Samsung president J.K. Shin touts some of the S III’s innovative eye-tracking features saying, it “recognises your eye movement while you use the phone. Screens usually go dark after a pre-set time. But sometimes we want to linger on a page without touching it. It’s annoying to have to touch the screen to keep it awake.” This is solved with a new feature called Smart Stay. The S III uses the front facing camera to detect whether the user is looking at the display or not.
Another intriguing feature is the ability to simply raise the S III to your ear — while in the middle of typing a text — if you decide to call instead. There’s also face recognition to identify people you’ve tagged in your social networks for account linking.
S Beam (enhanced Android Beam) combines NFC and Wi-Fi Direct to enable fast sharing of files — up to 1GB in three minutes — between devices. DLNA-based AllShare Cast allows content on the phone to be streamed to a compatible display; AllShare Play lets you send media “regardless of the distance between devices,” suggesting the possibility of internet routing of content. There’s also “Group Cast,” which shares your phone’s screen with other users on the same network and allows them to annotate and add comments.
Samsung is launching “Music Hub” an iTunes Match like music service with 17-million songs, in seven countries. Samsung will also introduce S Health — a personal wellness app.
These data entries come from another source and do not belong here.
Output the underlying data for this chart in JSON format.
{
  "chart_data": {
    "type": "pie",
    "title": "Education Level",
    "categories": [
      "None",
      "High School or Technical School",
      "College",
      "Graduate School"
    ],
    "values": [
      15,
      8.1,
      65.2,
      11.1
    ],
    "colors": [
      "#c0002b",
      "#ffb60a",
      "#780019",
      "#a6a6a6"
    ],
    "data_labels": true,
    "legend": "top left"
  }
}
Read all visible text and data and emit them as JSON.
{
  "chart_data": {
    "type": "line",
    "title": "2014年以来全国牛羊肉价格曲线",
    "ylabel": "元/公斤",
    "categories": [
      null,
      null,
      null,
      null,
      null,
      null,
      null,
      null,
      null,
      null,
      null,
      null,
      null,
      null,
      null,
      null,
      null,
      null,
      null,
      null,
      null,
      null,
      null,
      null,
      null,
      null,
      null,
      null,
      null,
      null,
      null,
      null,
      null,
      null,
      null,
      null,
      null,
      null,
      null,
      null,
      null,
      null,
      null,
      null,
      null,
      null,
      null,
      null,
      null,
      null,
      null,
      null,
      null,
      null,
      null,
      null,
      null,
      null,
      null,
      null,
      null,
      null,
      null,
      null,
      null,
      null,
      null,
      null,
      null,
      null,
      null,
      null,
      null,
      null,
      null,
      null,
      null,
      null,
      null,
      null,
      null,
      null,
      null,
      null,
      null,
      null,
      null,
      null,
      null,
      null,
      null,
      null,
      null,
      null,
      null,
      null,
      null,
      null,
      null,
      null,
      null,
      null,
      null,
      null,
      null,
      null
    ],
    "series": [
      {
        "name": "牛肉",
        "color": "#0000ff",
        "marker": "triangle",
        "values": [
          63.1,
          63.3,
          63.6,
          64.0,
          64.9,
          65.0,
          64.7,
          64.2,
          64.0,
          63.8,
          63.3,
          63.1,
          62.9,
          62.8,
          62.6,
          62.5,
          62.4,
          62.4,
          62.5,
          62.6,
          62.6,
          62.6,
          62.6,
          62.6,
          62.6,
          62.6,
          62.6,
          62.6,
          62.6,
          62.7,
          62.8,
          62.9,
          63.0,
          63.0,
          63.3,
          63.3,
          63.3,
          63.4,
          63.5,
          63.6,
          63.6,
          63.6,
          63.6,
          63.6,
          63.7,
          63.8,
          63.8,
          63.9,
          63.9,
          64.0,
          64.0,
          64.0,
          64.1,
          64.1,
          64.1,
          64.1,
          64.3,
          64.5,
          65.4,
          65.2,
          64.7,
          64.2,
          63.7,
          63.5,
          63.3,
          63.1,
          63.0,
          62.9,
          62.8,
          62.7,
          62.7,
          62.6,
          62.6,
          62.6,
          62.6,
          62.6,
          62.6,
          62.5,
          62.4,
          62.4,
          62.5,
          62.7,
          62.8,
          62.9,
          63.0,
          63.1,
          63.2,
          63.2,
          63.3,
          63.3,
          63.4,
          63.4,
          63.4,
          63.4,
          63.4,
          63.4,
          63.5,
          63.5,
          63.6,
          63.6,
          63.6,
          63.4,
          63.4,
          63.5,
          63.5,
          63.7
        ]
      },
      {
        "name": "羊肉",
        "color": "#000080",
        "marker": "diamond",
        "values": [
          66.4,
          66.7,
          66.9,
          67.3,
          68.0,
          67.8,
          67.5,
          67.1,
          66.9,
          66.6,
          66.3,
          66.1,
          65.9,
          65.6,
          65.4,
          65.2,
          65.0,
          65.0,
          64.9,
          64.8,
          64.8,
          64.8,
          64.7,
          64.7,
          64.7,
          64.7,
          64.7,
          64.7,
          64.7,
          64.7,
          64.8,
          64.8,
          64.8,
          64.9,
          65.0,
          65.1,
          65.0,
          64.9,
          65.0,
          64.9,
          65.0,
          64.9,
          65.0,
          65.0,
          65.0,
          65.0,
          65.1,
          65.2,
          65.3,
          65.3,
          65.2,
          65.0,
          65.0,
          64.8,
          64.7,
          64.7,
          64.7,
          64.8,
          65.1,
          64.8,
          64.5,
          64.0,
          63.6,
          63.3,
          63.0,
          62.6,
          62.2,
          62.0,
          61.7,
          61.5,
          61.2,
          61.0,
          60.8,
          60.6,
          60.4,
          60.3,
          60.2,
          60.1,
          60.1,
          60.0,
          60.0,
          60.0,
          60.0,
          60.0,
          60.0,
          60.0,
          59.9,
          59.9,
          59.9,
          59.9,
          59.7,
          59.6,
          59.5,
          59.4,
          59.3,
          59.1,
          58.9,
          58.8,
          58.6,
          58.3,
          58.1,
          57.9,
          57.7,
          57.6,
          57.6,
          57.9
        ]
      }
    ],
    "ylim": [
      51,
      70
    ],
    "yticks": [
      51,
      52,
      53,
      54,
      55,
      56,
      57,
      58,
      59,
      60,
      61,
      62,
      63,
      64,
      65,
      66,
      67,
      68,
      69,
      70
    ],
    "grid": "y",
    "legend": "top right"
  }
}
Built on top of Ice Cream Sandwich, the S III runs on Samsung’s proprietary “nature inspired” TouchWiz Nature UX and features Siri-like voice control called “S Voice”. You use the key phrase “Hi Galaxy” to initialise it and it understands eight languages. The voice recognition can also be customised. You can for example say “snooze” to shut off your alarm when it goes off or “direct call” to dial someone that you’re in the middle of texting.